The Conway City Council passed a resolution Tuesday to register its objection to a recent proposal from the Faulkner County Quorum Court to give the sheriff's office a larger slice of the county road sales tax fund -- at the expense of county roads.
Attached to the resolution was a petition signed by all 11 mayors of Faulkner County municipalities "strongly" opposing any reallocation of county road tax revenue.
"We all have partnered with the county on numerous projects," the petition read. "The loss of assistance to our cities would be a blow to road improvement efforts."
Faulkner County Justice of the Peace Steve Goode proposed at the July 21 Quorum Court meeting that the 20-year-old 1% sales tax be applied in a 60/40 split in the sheriff's office's favor. It is currently split 50/50 between the two entities.
The Quorum Court would have to pass a resolution to take the proposal before voters in the Nov. 3 general election. Jim Baker, county judge of Faulkner County, said Tuesday that he believes the issue will be decided at the Quorum Court's next regular meeting, which is Tuesday.
"I'm opposed to it," Baker said. "This is something the road department depends on. We've worked with the state on numerous projects, and we've gotten our roads about 50% improved. Roads are the best economic development tool we have."
Conway Mayor Bart Castleberry said at Tuesday's council meeting that he hopes to find some common ground on the issue.
According to the city's resolution, the "quality of the roads and infrastructure in Faulkner County play a critical part in the economic vitality, quality of life, and safety of the citizens of Conway and Faulkner County."
Diverting voter-approved sales tax dollars to the sheriff's office could "dramatically impact Conway and Faulkner County's ability to attract matching funds from state and federal sources and could limit future economic development activity," according to the city resolution.
Castleberry said he is "in complete agreement" that Faulkner County Sheriff Tim Ryals and the sheriff's office needs some help, but he just does not think that taking it from the road fund "which is so vital to our city and our other towns throughout this county" is the right way to do it.

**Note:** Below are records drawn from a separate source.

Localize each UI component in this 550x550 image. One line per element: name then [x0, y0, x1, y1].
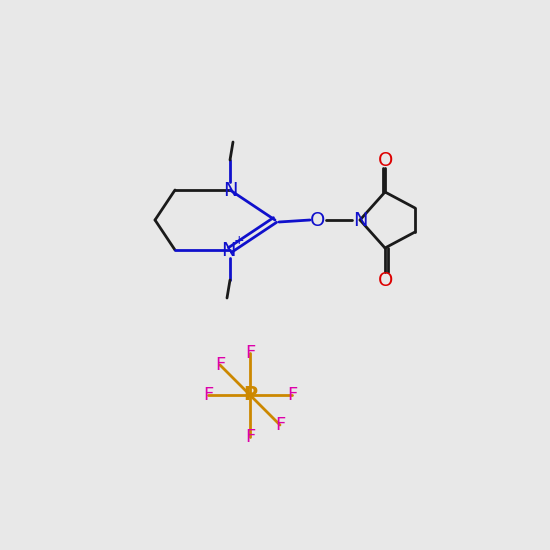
Text: N: N — [353, 211, 367, 229]
Text: F: F — [245, 344, 255, 362]
Text: F: F — [245, 428, 255, 446]
Text: O: O — [310, 211, 326, 229]
Text: O: O — [378, 271, 394, 289]
Text: P: P — [243, 386, 257, 404]
Text: F: F — [287, 386, 297, 404]
Text: N: N — [221, 240, 235, 260]
Text: F: F — [215, 356, 225, 374]
Text: F: F — [203, 386, 213, 404]
Text: N: N — [223, 180, 237, 200]
Text: O: O — [378, 151, 394, 169]
Text: F: F — [275, 416, 285, 434]
Text: +: + — [234, 234, 244, 248]
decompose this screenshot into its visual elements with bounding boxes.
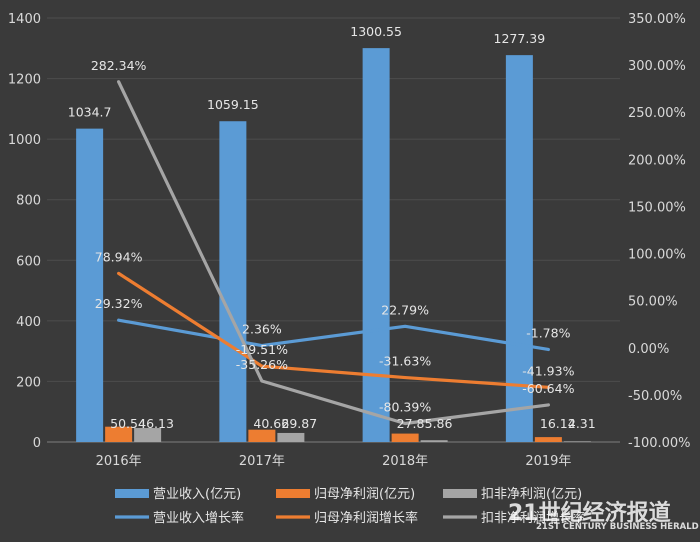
legend-label: 归母净利润增长率 (314, 510, 418, 526)
series-line (117, 271, 550, 389)
line-data-label: 2.36% (242, 322, 282, 337)
y-tick-label: 600 (16, 254, 41, 269)
watermark-en: 21ST CENTURY BUSINESS HERALD (536, 522, 699, 532)
line-data-label: -60.64% (522, 381, 574, 396)
bar-data-label: 46.13 (138, 416, 174, 431)
watermark-cn: 21世纪经济报道 (508, 500, 671, 526)
bar-data-label: 1059.15 (207, 97, 259, 112)
y2-tick-label: 0.00% (628, 342, 669, 357)
watermark: 21世纪经济报道 21ST CENTURY BUSINESS HERALD (508, 500, 699, 532)
bar-data-label: 29.87 (281, 416, 317, 431)
y-axis-right: -100.00% -50.00% 0.00% 50.00% 100.00% 150.00%… (628, 12, 691, 451)
y-axis-left: 0 200 400 600 800 1000 1200 1400 (8, 12, 41, 451)
series-line (117, 318, 550, 352)
legend-label: 营业收入增长率 (153, 510, 244, 526)
line-data-label: 78.94% (95, 249, 143, 264)
bar (134, 428, 162, 442)
line-data-label: 29.32% (95, 296, 143, 311)
x-axis: 2016年 2017年 2018年 2019年 (96, 454, 572, 469)
line-data-label: -35.26% (236, 357, 288, 372)
y-tick-label: 0 (33, 436, 41, 451)
bar (391, 433, 419, 442)
bar (248, 429, 276, 442)
lines (117, 80, 550, 426)
bar-data-label: 1300.55 (350, 24, 402, 39)
legend-label: 归母净利润(亿元) (314, 487, 415, 502)
y-tick-label: 1000 (8, 133, 41, 148)
y-tick-label: 400 (16, 315, 41, 330)
legend-swatch (276, 489, 310, 498)
line-data-label: -31.63% (379, 354, 431, 369)
bar-data-label: 40.66 (253, 416, 289, 431)
series-line (117, 80, 550, 426)
y2-tick-label: 250.00% (628, 106, 686, 121)
line-data-label: 22.79% (381, 302, 429, 317)
bar (505, 55, 533, 443)
bar-data-label: 50.54 (110, 416, 146, 431)
legend-label: 扣非净利润增长率 (481, 510, 585, 526)
x-tick-label: 2017年 (239, 454, 285, 469)
x-tick-label: 2016年 (96, 454, 142, 469)
line-data-label: 282.34% (91, 58, 147, 73)
bar-data-label: 2.31 (568, 416, 596, 431)
y-tick-label: 200 (16, 375, 41, 390)
y2-tick-label: -50.00% (628, 389, 682, 404)
bar (105, 426, 133, 442)
y2-tick-label: 350.00% (628, 12, 686, 27)
bar (420, 440, 448, 442)
y2-tick-label: 50.00% (628, 295, 678, 310)
y2-tick-label: 100.00% (628, 248, 686, 263)
line-data-label: -1.78% (526, 325, 570, 340)
legend-label: 营业收入(亿元) (153, 487, 241, 502)
x-tick-label: 2018年 (382, 454, 428, 469)
y2-tick-label: 300.00% (628, 59, 686, 74)
legend: 营业收入(亿元) 归母净利润(亿元) 扣非净利润(亿元) 营业收入增长率 归母净利润增长… (115, 487, 585, 526)
bar-data-label: 5.86 (425, 416, 453, 431)
y2-tick-label: 150.00% (628, 200, 686, 215)
bar-data-label: 1277.39 (494, 31, 546, 46)
legend-swatch (115, 489, 149, 498)
legend-swatch (443, 489, 477, 498)
y-tick-label: 800 (16, 194, 41, 209)
y-tick-label: 1200 (8, 73, 41, 88)
line-data-label: -80.39% (379, 400, 431, 415)
bar-labels: 1034.7 1059.15 1300.55 1277.39 50.54 40.66 27.… (68, 24, 596, 431)
y2-tick-label: 200.00% (628, 153, 686, 168)
bar-data-label: 16.14 (540, 416, 576, 431)
line-data-label: -41.93% (522, 363, 574, 378)
bar (76, 128, 104, 442)
bar (277, 432, 305, 442)
legend-label: 扣非净利润(亿元) (481, 487, 582, 502)
bar (534, 437, 562, 442)
bar (219, 121, 247, 443)
bar (362, 48, 390, 443)
y-tick-label: 1400 (8, 12, 41, 27)
line-labels: 29.32% 2.36% 22.79% -1.78% 78.94% -19.51% -31.… (91, 58, 575, 415)
bar (563, 441, 591, 442)
bar-data-label: 1034.7 (68, 105, 112, 120)
y2-tick-label: -100.00% (628, 436, 691, 451)
x-tick-label: 2019年 (525, 454, 571, 469)
bar-data-label: 27.8 (397, 416, 425, 431)
line-data-label: -19.51% (236, 342, 288, 357)
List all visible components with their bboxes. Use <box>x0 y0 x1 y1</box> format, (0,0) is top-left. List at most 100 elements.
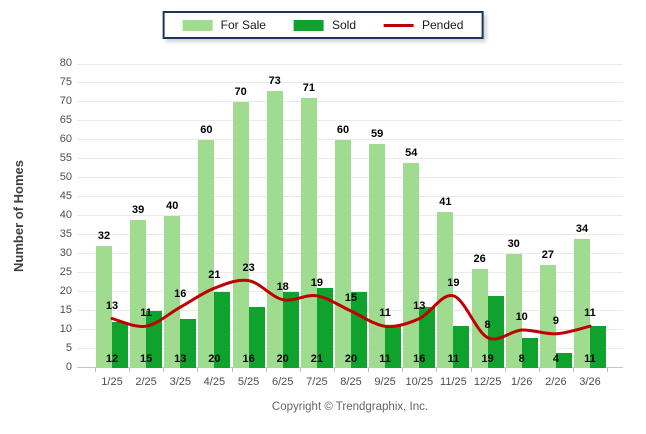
x-tick-mark <box>163 368 165 372</box>
x-tick-mark <box>129 368 131 372</box>
x-tick-mark <box>265 368 267 372</box>
for-sale-value-label-2/25: 39 <box>131 203 145 216</box>
x-tick-label-6/25: 6/25 <box>271 376 294 388</box>
pended-line-chart <box>110 278 592 341</box>
y-tick-label-75: 75 <box>59 76 72 88</box>
sold-value-label-3/26: 11 <box>584 353 596 365</box>
copyright-text: Copyright © Trendgraphix, Inc. <box>271 401 429 413</box>
bar-sold-9/25 <box>385 326 402 368</box>
bar-sold-11/25 <box>453 326 470 368</box>
sold-value-label-1/25: 12 <box>105 353 119 365</box>
for-sale-value-label-3/25: 40 <box>166 200 179 212</box>
x-tick-label-12/25: 12/25 <box>473 376 502 388</box>
sold-value-label-12/25: 19 <box>481 353 494 365</box>
legend-label-sold: Sold <box>331 18 357 32</box>
for-sale-value-label-6/25: 73 <box>268 74 281 87</box>
bar-for-sale-4/25 <box>198 140 215 368</box>
y-tick-label-25: 25 <box>59 266 72 278</box>
sold-value-label-6/25: 20 <box>276 353 289 365</box>
bar-for-sale-11/25 <box>437 212 454 368</box>
pended-value-label-1/26: 10 <box>515 311 528 323</box>
bar-sold-10/25 <box>419 307 436 368</box>
y-tick-label-35: 35 <box>59 228 72 240</box>
bar-for-sale-8/25 <box>335 140 351 368</box>
sold-value-label-2/25: 15 <box>139 353 153 365</box>
y-tick-label-30: 30 <box>59 247 72 259</box>
pended-line-swatch <box>384 23 415 27</box>
bar-for-sale-2/25 <box>130 219 147 368</box>
x-tick-mark <box>538 368 540 372</box>
bar-sold-1/26 <box>521 337 538 368</box>
bar-sold-3/26 <box>590 326 606 368</box>
bar-sold-4/25 <box>214 292 231 368</box>
x-tick-mark <box>368 368 370 372</box>
sold-value-label-10/25: 16 <box>413 353 426 365</box>
for-sale-value-label-8/25: 60 <box>336 124 350 136</box>
pended-value-label-11/25: 19 <box>447 276 460 289</box>
pended-value-label-3/26: 11 <box>584 307 596 320</box>
pended-value-label-4/25: 21 <box>208 269 221 282</box>
x-tick-mark <box>299 368 301 372</box>
pended-value-label-2/25: 11 <box>140 307 152 320</box>
x-tick-label-1/26: 1/26 <box>510 376 533 388</box>
legend-label-pended: Pended <box>422 18 464 32</box>
bar-for-sale-3/26 <box>574 238 590 368</box>
bar-for-sale-2/26 <box>539 265 556 368</box>
x-tick-label-11/25: 11/25 <box>440 376 467 388</box>
bar-for-sale-5/25 <box>232 102 249 368</box>
x-tick-label-2/25: 2/25 <box>135 376 157 388</box>
legend: For Sale Sold Pended <box>162 11 484 39</box>
bar-sold-5/25 <box>248 307 265 368</box>
y-tick-label-45: 45 <box>59 190 72 202</box>
sold-value-label-3/25: 13 <box>174 353 187 365</box>
x-tick-mark <box>402 368 404 372</box>
bar-sold-3/25 <box>180 318 197 368</box>
for-sale-value-label-4/25: 60 <box>200 124 213 136</box>
y-tick-label-5: 5 <box>65 342 72 354</box>
for-sale-value-label-11/25: 41 <box>439 196 452 209</box>
x-tick-label-3/25: 3/25 <box>169 376 191 388</box>
x-tick-mark <box>572 368 574 372</box>
plot-area: 32 12 13 39 15 11 40 13 16 60 20 21 70 16 23 73 20 18 71 21… <box>77 64 623 372</box>
y-tick-label-65: 65 <box>59 114 72 126</box>
x-tick-mark <box>231 368 233 372</box>
y-tick-label-50: 50 <box>59 171 72 183</box>
for-sale-value-label-10/25: 54 <box>405 146 418 159</box>
gridline-60 <box>77 139 623 140</box>
x-tick-label-8/25: 8/25 <box>340 376 362 388</box>
x-tick-mark <box>470 368 472 372</box>
y-tick-label-0: 0 <box>65 361 72 373</box>
x-tick-label-9/25: 9/25 <box>374 376 396 388</box>
pended-value-label-6/25: 18 <box>276 280 289 293</box>
sold-value-label-2/26: 4 <box>552 353 559 365</box>
y-tick-label-60: 60 <box>59 133 72 145</box>
for-sale-value-label-5/25: 70 <box>234 86 247 98</box>
x-tick-label-2/26: 2/26 <box>545 376 567 388</box>
pended-value-label-9/25: 11 <box>379 307 391 320</box>
sold-value-label-7/25: 21 <box>310 353 324 365</box>
bar-sold-8/25 <box>351 292 367 368</box>
bar-sold-2/26 <box>555 352 572 368</box>
sold-value-label-5/25: 16 <box>242 353 255 365</box>
y-tick-label-80: 80 <box>59 57 72 69</box>
gridline-70 <box>77 101 623 102</box>
pended-value-label-3/25: 16 <box>174 288 187 301</box>
pended-line-path <box>110 278 592 341</box>
x-tick-mark <box>436 368 438 372</box>
y-tick-label-55: 55 <box>59 152 72 164</box>
pended-value-label-2/26: 9 <box>552 314 559 327</box>
bar-for-sale-7/25 <box>300 98 317 368</box>
bar-sold-12/25 <box>487 295 504 368</box>
sold-value-label-9/25: 11 <box>379 353 391 365</box>
x-tick-label-1/25: 1/25 <box>101 376 123 388</box>
gridline-65 <box>77 120 623 121</box>
x-tick-label-7/25: 7/25 <box>306 376 328 388</box>
bar-sold-1/25 <box>112 322 128 368</box>
y-tick-label-10: 10 <box>59 323 72 335</box>
bar-for-sale-3/25 <box>164 216 181 368</box>
bar-sold-6/25 <box>282 292 299 368</box>
bar-for-sale-1/25 <box>96 246 112 368</box>
legend-label-for-sale: For Sale <box>220 18 266 32</box>
pended-value-label-8/25: 15 <box>344 292 358 304</box>
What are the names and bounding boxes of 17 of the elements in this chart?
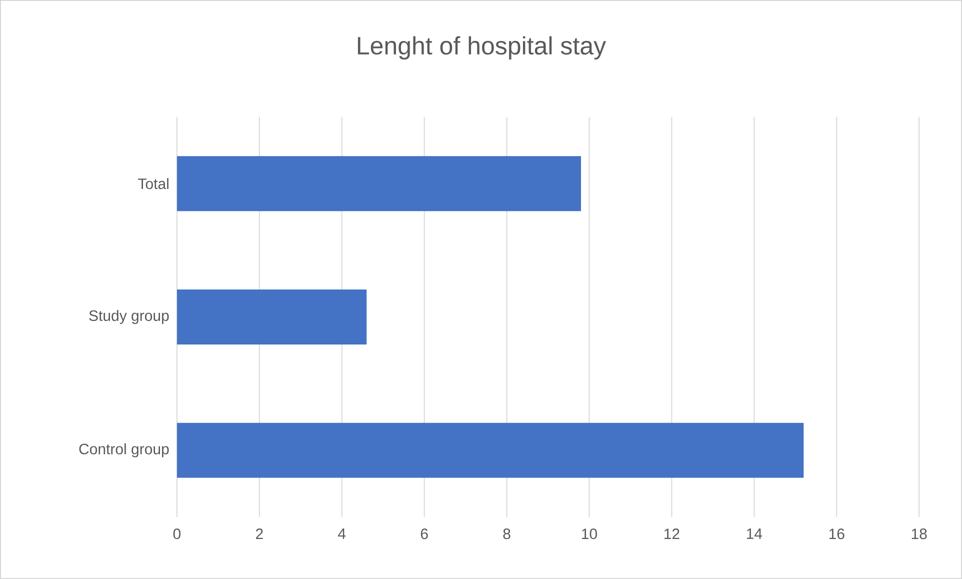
x-tick-label: 14 — [746, 528, 762, 539]
x-tick-label: 2 — [256, 528, 263, 540]
chart-title: Lenght of hospital stay — [358, 36, 606, 60]
bar — [176, 290, 367, 345]
x-tick-label: 4 — [338, 528, 346, 539]
y-tick-label: Study group — [89, 310, 169, 324]
x-tick-label: 6 — [420, 528, 428, 540]
bar — [176, 156, 581, 212]
x-tick-label: 12 — [664, 528, 680, 540]
x-tick-label: 18 — [912, 528, 927, 540]
x-tick-label: 0 — [173, 528, 181, 540]
x-tick-label: 16 — [829, 528, 844, 540]
x-tick-label: 10 — [582, 528, 597, 540]
bar — [176, 422, 804, 478]
y-tick-label: Total — [138, 178, 168, 190]
x-tick-label: 8 — [503, 528, 510, 540]
y-tick-label: Control group — [79, 443, 169, 458]
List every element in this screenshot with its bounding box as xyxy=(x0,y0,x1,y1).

The sheriff's office is underfunded, Baker said, and needs money for technology improvement, training, equipment and additional deputies.
Last month, the Quorum Court allocated $90,000 in funding to design the preliminary phase of a maximum-security jail and gave the sheriff's office the go-ahead to hire six new deputies through a U.S. Department of Justice Community Oriented Policing Services grant.
The grant funding would provide 75% or $741,267 of the amount needed to hire the six new deputies over a three-year period. The county will cover the remaining $247,089.
Ryals told the Quorum Court last month that the sheriff's deputies are overworked and not able to take time off for holidays or vacation.